Given these previous issue and the promises of substantial investments in infrastructure to avoid further outages, we feel it’s only fair for customers to know the root cause and the decisions that led to them being without their phone for such a long time. Previously we investigated the true details of the big O2 outage so now we’re aiming to do the same for this one.

Giffgaff usually have excellent communication and kept users up to date through the forums while the issue was ongoing. They also posted several blog posts detailing the causes of the outage and what prophylactic measures would be taken in the days and weeks after service was restored.

Charl Tintinger, Head of Operations at Giffgaff, made a blog post explaining in detail what happened.

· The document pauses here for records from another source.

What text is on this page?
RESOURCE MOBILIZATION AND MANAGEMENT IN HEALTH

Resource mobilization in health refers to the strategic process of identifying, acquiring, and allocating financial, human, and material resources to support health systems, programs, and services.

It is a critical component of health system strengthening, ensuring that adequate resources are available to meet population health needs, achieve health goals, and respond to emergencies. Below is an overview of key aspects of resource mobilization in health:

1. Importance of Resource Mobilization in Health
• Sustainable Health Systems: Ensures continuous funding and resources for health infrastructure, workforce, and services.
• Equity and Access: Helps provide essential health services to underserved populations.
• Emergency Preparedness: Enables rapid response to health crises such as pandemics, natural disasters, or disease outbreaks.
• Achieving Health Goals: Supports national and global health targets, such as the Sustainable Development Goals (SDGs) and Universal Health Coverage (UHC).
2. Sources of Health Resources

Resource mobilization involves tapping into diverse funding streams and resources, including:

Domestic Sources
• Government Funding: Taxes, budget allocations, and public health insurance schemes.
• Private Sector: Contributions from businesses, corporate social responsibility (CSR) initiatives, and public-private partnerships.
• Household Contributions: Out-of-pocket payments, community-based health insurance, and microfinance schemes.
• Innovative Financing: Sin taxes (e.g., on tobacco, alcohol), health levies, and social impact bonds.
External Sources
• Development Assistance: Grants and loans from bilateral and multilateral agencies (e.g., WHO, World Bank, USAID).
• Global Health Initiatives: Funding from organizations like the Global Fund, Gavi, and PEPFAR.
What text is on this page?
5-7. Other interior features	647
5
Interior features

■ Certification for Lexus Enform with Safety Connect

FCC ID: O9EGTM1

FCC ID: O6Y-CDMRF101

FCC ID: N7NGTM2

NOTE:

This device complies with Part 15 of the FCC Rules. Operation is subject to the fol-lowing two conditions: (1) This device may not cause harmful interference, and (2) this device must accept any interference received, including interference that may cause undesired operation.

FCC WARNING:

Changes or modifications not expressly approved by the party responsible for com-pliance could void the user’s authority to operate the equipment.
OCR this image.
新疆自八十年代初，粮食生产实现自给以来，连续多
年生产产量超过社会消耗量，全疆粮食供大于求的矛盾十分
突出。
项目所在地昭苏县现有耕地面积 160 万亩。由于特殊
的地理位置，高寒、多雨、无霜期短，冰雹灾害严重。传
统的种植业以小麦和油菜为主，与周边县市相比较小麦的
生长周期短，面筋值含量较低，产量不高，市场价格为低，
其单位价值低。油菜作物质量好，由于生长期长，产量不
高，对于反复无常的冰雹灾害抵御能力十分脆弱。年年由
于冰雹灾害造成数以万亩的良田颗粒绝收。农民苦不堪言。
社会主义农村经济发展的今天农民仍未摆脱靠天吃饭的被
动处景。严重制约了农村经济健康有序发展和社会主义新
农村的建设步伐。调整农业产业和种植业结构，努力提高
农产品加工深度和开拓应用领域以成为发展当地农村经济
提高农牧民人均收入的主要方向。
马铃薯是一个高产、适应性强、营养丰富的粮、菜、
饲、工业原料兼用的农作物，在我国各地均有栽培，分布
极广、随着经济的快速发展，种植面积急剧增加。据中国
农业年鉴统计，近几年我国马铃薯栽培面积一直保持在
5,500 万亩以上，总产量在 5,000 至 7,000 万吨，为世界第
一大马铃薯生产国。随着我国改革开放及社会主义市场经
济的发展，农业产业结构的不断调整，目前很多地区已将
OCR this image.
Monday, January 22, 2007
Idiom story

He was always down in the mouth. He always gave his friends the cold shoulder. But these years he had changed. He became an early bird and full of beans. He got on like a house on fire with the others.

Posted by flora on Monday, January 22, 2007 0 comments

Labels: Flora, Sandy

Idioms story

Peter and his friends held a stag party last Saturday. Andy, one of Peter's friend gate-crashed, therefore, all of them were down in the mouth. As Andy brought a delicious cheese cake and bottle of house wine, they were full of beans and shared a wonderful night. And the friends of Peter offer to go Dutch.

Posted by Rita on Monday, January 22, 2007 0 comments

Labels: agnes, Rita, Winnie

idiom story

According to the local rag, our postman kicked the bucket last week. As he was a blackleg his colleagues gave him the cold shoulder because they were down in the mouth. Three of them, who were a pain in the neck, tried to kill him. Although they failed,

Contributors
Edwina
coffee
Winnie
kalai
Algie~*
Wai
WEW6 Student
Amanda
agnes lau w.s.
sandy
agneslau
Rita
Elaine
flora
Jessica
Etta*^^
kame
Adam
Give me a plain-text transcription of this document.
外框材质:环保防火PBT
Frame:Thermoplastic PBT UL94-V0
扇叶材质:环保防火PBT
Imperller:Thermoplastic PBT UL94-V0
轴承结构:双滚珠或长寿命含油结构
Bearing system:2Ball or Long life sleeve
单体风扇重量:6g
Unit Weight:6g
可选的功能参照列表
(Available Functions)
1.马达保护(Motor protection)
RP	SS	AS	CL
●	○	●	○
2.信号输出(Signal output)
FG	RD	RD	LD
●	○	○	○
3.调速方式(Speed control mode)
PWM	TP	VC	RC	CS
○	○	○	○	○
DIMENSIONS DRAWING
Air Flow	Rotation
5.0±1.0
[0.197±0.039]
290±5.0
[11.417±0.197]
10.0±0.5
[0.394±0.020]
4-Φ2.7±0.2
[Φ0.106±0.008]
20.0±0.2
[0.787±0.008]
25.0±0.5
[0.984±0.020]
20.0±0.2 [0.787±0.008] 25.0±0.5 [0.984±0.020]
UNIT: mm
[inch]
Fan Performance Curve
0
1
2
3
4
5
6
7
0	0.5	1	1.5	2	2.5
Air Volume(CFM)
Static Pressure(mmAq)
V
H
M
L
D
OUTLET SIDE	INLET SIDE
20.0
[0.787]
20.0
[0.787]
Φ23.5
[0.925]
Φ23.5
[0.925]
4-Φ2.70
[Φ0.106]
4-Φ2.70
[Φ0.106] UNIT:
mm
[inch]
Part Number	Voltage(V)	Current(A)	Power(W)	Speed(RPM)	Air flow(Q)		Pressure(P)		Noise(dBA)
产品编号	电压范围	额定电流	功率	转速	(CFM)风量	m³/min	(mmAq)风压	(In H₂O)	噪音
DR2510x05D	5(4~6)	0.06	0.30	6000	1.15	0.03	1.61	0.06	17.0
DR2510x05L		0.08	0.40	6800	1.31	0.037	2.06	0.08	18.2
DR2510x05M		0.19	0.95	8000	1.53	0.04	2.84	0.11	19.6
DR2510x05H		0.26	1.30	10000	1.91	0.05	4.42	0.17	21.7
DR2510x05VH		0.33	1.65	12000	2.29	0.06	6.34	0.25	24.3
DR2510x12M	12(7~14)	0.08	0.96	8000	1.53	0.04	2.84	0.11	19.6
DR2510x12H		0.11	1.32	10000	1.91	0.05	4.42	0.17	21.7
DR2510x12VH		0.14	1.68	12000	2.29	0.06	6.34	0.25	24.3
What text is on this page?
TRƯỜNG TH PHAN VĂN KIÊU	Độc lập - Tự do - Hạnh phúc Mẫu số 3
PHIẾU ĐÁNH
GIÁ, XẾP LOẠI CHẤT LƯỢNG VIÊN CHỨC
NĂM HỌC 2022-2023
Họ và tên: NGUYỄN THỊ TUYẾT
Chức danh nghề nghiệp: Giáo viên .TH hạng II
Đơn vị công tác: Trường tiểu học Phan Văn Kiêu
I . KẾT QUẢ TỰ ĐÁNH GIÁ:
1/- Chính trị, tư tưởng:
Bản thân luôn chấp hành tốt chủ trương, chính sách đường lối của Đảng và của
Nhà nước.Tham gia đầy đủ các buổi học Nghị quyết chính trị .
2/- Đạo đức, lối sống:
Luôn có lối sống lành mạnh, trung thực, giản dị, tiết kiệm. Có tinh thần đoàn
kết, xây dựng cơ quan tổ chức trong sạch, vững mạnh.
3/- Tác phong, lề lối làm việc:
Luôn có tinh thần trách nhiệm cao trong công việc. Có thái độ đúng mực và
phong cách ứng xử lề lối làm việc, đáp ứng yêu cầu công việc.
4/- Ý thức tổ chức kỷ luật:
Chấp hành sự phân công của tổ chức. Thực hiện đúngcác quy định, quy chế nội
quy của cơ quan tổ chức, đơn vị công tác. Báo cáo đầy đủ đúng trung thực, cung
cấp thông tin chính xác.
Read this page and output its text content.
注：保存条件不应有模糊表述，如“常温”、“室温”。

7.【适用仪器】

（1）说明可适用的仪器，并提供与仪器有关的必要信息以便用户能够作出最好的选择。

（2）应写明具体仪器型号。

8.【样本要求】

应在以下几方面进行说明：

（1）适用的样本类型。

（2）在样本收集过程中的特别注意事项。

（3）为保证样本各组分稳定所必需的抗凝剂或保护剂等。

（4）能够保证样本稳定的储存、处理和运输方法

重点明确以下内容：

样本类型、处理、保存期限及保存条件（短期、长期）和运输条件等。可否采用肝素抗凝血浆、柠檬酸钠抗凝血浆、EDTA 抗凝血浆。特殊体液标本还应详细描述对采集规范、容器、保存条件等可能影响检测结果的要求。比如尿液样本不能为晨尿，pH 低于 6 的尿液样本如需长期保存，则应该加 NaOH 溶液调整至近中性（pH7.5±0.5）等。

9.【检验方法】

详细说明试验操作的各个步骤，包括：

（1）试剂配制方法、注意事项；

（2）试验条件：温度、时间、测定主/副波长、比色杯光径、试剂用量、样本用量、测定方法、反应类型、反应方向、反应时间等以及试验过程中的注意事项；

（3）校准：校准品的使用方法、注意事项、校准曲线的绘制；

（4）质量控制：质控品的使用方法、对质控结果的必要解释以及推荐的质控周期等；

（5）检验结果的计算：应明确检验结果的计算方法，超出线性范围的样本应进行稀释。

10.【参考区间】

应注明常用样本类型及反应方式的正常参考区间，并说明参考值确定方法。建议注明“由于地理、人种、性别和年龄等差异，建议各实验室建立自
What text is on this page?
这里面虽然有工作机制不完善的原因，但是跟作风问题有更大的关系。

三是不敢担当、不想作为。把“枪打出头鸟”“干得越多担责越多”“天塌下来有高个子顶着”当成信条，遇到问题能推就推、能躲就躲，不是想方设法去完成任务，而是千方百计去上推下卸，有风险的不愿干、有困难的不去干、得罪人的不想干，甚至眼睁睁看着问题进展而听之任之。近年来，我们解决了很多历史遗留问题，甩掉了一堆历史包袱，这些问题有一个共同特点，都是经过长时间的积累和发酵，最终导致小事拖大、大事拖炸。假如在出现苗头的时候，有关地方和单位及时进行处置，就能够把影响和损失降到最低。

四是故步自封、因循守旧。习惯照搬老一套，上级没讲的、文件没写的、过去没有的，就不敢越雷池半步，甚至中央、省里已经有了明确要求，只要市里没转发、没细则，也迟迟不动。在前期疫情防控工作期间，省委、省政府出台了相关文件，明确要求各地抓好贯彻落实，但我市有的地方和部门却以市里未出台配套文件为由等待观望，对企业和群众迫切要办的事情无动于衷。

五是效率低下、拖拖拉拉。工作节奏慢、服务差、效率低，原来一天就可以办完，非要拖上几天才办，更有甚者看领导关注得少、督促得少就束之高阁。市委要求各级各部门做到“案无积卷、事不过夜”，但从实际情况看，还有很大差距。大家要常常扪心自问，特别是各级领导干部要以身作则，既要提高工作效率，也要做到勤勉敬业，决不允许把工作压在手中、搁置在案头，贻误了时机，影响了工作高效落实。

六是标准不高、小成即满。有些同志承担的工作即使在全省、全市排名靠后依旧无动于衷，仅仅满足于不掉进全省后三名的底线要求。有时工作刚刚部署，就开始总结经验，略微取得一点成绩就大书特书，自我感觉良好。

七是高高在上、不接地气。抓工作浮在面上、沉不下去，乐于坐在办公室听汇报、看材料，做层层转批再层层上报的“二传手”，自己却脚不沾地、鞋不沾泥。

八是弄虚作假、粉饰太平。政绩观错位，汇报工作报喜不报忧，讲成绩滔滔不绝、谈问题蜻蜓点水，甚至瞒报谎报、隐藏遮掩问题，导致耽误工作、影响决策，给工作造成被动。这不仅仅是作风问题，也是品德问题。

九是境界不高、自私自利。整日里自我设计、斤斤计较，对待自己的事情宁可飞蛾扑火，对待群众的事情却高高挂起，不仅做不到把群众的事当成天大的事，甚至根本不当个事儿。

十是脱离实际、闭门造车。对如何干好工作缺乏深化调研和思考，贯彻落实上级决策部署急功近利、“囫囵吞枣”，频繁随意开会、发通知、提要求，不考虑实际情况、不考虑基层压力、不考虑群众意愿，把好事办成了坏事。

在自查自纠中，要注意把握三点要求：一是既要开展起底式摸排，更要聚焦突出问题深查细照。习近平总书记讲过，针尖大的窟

Effectively, his explanation was that a third party supplier “experienced a mains power failure, which resulted in a service wide outage”.

Now this may seem like an explanation, but it’s actually ignoring some very important issues. First of all, anyone who works in telecoms knows that it takes more than a power outage to interrupt critical systems than affect uptime and necessary services. The standard configuration for any data centre is for them to use normal mains power from the National Grid but, in the event of an outage, to automatically transfer to battery powered Uninterruptible Power Supplies (UPS). These keep the systems alive until the power is restored or, if the outage is ongoing, allow for a smooth transfer to backup diesel generators. These generators should automatically kick in and start pumping out electricity before the batteries die.

Data centers rarely just rely on just battery UPS devices for emergency power – in fact, many even have secondary backup N+1 generators to provide additional redundancy. Critical services can take this even further. After all, the people who run mission-critical systems like this have learned over the years that, WTSHTF, outages can last longer than a few hours. It’s better to be prepared for the worst.

However, Giffgaff’s statement said that the reason for this outage was that the “backup power system” was “depleted before the issue was completely resolved”. Now backup generators typically have about a week’s supply of diesel – there’s no way this would have been going on for so long without the administrators being notified or the issue being resolved. So it sounds like there are two possibilities – either the data centre Giffgaff had outsourced to didn’t have backup generators or there was some sort of switchover failure when transferring from the UPS power to the generators.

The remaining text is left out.